M. Night Shyamalan film finalizes trilogy

Olivia Nobles

Staff Writer

M. Night Shyamalan’s “Glass,” the third film in his “Unbreakable” series, which merges the story lines created in the first two movies, “Unbreakable” and “Split,” was released in theaters last week. 

The series has spanned the course of 19 years in real time, as well as canonically, as the first installment, “Unbreakable,” was released in 2000. The real-world aging of the characters adds a certain depth to the film that would be difficult to manufacture.

Bruce Willis plays David Dunn, the protagonist of the film, and the 19 years between the release of “Unbreakable” and “Glass” have added a definite maturity to his face – the real shock to fans of “Unbreakable” is the way Joseph Dunn, played by Spenser Treat Clark, has grown. 

The child actor returns to the series as a young adult, and his personal growth grounds the series in a sense of reality which costumes and makeup could never reproduce. 
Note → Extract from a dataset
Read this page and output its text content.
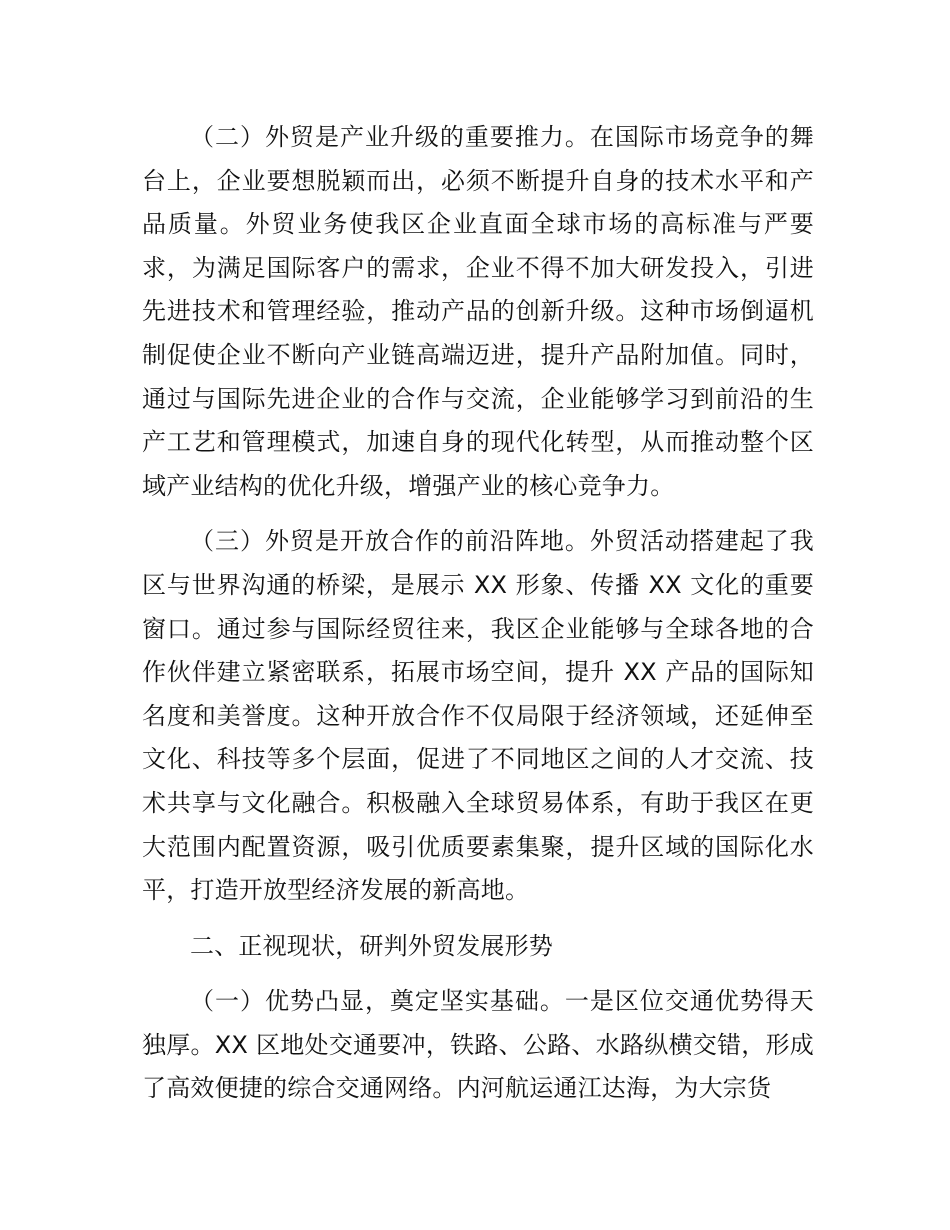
（二）外贸是产业升级的重要推力。在国际市场竞争的舞台上，企业要想脱颖而出，必须不断提升自身的技术水平和产品质量。外贸业务使我区企业直面全球市场的高标准与严要求，为满足国际客户的需求，企业不得不加大研发投入，引进先进技术和管理经验，推动产品的创新升级。这种市场倒逼机制促使企业不断向产业链高端迈进，提升产品附加值。同时，通过与国际先进企业的合作与交流，企业能够学习到前沿的生产工艺和管理模式，加速自身的现代化转型，从而推动整个区域产业结构的优化升级，增强产业的核心竞争力。

（三）外贸是开放合作的前沿阵地。外贸活动搭建起了我区与世界沟通的桥梁，是展示 XX 形象、传播 XX 文化的重要窗口。通过参与国际经贸往来，我区企业能够与全球各地的合作伙伴建立紧密联系，拓展市场空间，提升 XX 产品的国际知名度和美誉度。这种开放合作不仅局限于经济领域，还延伸至文化、科技等多个层面，促进了不同地区之间的人才交流、技术共享与文化融合。积极融入全球贸易体系，有助于我区在更大范围内配置资源，吸引优质要素集聚，提升区域的国际化水平，打造开放型经济发展的新高地。

二、正视现状，研判外贸发展形势

（一）优势凸显，奠定坚实基础。一是区位交通优势得天独厚。XX 区地处交通要冲，铁路、公路、水路纵横交错，形成了高效便捷的综合交通网络。内河航运通江达海，为大宗货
Before seeing the trailer for “Glass,” I had no idea “Unbreakable” or “Split” weren’t stand-alone movies, which speaks to the completeness of their plots. Both preceding movies had very “M. Night Shyamalan- esque” twist endings which are notoriously controversial in terms of their appeal to audiences. 

One benefit of “Glass” is that it has both “Unbreakable” and “Split” to lean on for background information, so of the three movies, it has the steadiest build to a climax. I felt more prepared for the ending of “Glass” than I did for the endings of the other two.

 I even forgot this was an M. Night Shyamalan film, because the movie didn’t have any of the jarring plot twists which Shyamalan fans have come to expect. 

“Split” garnered a lot criticism from mental health advocates upon its release in 2016 for potentially stigmatizing Dissociative Identity Disorder, from which the antagonist suffers. 

I believe “Glass” works to reduce this stigma by emphasizing that the antagonist is destructive because of his superhuman abilities rather than his disorder. This shift feels like a responsible step in the right direction. 

The “Unbreakable” trilogy is inarguably a superhero movie which appeals to fans of more classic movies within the fantasy genre, but its unusual structure makes it appealing even to those who ordinarily dislike superhero films. 

Both my roommate (who loves superhero films) and one of my best friends (who has never enjoyed the fantasy genre in general) loved “Glass” and have independently commented on how well made the film is. 

Overall, I think “Glass” is an incredibly satisfying end to the series, and while I would absolutely recommend any viewer watch both “Unbreakable” and “Split” first for context, it stands out as a film with appeal for a wide range of audiences.